Centre is all set to once again miss the  disinvestment target this fiscal too, but the rich flow of public sector dividends and record surplus transfer from RBI in 2023-24 has helped comfortably cover the expected shortfall in disinvestment receipts, latest interim budget documents for 2024-25 showed. 

“Disinvestment and dividends are opposite sides. Non tax revenue (dividends and profits) jump this fiscal by ₹75,000 crore is a bigger story playing out. Next year we have in budget estimate added ₹1 lakh crore of non tax revenues (BE over BE). Dividend plays a crucial role in non tax revenues and one has to look at both disinvestment and dividends and profits taken together to assess performance”, Tuhin Kanta Pandey, Disinvestment Secretary said on Thursday. 

He was responding to a query on why Centre was year after year finding it tough to meet the disinvestment target specified in budget. 

As against earlier set budget estimate (disinvestment target) of ₹51,000 crore, the revised estimate for this fiscal has been pegged at ₹30,000 crore. Disinvestment receipts as of January 31, 2024 stood at ₹12,504.32 crore, which was 24.5 per cent of the FY24 budget estimate of ₹51,000 crore.

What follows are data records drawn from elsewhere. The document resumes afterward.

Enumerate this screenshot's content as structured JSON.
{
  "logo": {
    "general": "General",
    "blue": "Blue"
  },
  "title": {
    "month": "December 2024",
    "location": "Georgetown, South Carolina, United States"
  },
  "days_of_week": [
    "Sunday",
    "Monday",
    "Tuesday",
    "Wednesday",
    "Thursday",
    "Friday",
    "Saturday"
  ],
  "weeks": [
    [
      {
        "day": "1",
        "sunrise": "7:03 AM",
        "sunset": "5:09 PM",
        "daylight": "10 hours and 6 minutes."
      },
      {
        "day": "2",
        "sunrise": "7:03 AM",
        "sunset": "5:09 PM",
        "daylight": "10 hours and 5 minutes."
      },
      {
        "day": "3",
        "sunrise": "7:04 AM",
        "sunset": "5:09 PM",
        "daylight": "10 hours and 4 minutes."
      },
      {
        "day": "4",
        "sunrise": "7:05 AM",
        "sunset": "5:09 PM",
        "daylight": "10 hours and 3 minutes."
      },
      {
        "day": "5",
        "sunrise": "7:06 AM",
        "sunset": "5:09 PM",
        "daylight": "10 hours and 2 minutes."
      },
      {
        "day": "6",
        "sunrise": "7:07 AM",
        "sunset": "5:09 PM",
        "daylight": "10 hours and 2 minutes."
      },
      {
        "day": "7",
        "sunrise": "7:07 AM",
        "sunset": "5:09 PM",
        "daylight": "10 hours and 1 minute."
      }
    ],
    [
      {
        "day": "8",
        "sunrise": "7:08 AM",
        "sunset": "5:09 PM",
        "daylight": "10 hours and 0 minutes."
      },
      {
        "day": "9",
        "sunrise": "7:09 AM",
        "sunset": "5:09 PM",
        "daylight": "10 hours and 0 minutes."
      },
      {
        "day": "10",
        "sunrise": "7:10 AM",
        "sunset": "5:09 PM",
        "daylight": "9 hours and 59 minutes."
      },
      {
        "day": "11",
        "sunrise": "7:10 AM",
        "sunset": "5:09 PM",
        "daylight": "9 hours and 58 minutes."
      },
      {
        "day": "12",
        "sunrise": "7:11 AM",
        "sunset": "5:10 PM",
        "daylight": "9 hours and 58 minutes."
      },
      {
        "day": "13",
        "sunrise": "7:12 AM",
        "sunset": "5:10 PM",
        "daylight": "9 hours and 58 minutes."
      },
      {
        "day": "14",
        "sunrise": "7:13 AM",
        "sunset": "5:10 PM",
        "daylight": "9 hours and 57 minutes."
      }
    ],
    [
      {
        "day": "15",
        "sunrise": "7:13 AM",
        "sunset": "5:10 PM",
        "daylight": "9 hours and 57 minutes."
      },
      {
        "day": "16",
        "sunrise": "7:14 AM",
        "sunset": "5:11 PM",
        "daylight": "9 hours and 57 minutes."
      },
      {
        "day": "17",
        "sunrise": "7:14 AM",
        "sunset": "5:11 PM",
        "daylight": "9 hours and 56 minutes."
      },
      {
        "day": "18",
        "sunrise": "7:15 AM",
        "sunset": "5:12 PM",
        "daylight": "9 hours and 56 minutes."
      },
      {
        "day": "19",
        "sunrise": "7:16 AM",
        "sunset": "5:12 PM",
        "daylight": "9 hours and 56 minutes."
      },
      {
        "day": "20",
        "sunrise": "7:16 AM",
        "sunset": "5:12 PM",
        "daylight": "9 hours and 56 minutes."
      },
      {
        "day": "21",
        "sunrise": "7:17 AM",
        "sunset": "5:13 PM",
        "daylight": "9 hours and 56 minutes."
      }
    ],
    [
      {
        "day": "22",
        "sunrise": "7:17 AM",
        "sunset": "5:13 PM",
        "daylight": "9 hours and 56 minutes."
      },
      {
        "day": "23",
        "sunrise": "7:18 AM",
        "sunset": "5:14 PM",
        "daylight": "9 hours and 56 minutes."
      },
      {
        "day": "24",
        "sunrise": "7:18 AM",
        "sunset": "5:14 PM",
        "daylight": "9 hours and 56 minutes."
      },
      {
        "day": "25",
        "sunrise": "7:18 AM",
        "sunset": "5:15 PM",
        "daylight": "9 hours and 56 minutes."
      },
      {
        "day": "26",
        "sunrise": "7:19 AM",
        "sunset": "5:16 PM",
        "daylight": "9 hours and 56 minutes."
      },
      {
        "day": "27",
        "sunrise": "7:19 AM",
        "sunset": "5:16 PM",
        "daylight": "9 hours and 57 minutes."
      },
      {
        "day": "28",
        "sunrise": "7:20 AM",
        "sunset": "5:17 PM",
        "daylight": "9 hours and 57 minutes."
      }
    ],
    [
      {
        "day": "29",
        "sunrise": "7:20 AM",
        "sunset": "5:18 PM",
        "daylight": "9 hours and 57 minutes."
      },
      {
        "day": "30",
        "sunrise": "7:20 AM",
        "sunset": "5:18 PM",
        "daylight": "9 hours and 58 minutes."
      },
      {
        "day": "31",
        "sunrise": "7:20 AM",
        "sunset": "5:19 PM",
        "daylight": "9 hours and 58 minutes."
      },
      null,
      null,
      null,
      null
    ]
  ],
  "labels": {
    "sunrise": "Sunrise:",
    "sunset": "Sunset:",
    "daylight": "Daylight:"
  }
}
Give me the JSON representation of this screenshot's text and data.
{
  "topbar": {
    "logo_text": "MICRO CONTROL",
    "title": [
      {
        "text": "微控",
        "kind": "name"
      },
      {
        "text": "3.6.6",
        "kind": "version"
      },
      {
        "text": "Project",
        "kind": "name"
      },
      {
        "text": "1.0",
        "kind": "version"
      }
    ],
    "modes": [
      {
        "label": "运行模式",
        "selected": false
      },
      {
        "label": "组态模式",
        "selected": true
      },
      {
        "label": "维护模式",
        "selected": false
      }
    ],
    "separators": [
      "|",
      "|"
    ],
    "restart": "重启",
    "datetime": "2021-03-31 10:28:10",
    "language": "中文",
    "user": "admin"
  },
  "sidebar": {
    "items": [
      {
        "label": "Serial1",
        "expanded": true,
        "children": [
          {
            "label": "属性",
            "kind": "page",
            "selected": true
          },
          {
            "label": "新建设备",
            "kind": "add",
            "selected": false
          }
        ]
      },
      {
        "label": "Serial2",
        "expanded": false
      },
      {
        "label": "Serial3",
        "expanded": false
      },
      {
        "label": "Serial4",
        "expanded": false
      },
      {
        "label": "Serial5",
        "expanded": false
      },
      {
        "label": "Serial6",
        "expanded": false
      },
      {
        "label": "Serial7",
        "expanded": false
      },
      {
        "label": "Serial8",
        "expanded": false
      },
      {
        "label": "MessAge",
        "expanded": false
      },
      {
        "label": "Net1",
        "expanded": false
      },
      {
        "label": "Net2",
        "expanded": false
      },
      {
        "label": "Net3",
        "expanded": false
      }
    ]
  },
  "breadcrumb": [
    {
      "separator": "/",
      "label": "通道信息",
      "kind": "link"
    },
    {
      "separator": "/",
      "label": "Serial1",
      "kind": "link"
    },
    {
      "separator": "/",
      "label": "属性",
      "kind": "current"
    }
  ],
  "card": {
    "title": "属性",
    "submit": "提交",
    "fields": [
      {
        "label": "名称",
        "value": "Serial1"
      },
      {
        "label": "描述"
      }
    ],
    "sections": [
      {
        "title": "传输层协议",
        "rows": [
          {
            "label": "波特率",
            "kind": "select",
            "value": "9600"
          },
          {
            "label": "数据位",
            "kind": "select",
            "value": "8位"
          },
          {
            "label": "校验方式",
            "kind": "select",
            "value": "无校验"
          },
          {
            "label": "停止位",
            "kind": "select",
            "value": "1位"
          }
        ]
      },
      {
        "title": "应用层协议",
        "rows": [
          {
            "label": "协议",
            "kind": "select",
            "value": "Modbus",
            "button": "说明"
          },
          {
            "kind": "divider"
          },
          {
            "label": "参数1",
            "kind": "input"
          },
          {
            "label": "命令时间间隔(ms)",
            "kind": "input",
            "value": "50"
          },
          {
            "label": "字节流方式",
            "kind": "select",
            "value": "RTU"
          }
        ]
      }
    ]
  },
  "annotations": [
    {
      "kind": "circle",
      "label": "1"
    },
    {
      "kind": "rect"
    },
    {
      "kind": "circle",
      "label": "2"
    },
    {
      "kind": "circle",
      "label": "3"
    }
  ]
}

However, receipts from dividends and profits for 2023-24 came in at ₹1,54,407 crore (RE) against budgeted level of ₹91,000 crore. This strong show on dividends has encouraged Centre to peg the budget estimate on dividends from PSEs at robust ₹1,50,000 crore. This ₹1,50,000 crore comprised of ₹ 1,02,000 crore expected surplus transfer from RBI and ₹48,000 crore as dividends from public sector enterprises. 

The slow progress on disinvestment front in 2023-24 has been covered by RBI’s record dividend transfer of ₹87,400 crore this fiscal, which has resulted in higher than budgeted collection of non tax revenue this fiscal. 

Total non tax revenue of the Centre exceeded the budget estimate by about ₹74,000 crore at ₹3,75,795 crore. For 2024-25, Centre has budgeted non tax revenue of ₹3,99,701 crore. 

Pandey highlighted on Thursday that Centre goes by value unlocking principle in  disinvestments. 

He noted that 61 listed CPSEs and 16 PSBs had three years back (Jan 1, 2021) commanded a combined market capitalisation of ₹15 lakh crore. Today their combined market capitalisation is ₹58 lakh crore. 

“We have created ₹ 43 lakh crore wealth in public sector and this has been shared with minority shareholders. You are not seeing the wealth effect but only looking at how much has been removed out of it. Wealth generation is also equally important”, Pandey said.

Since 2014, Modi government has disinvested ₹4.2 lakh crore and taken dividend of ₹4.5 lakh crore from CPSEs. “Against this ₹8.5 lakh crore we have in last one year added market capitalisation of ₹25 lakh crore. Value unlocking story involves improving wealth and taking the value of share as well”, Pandey noted.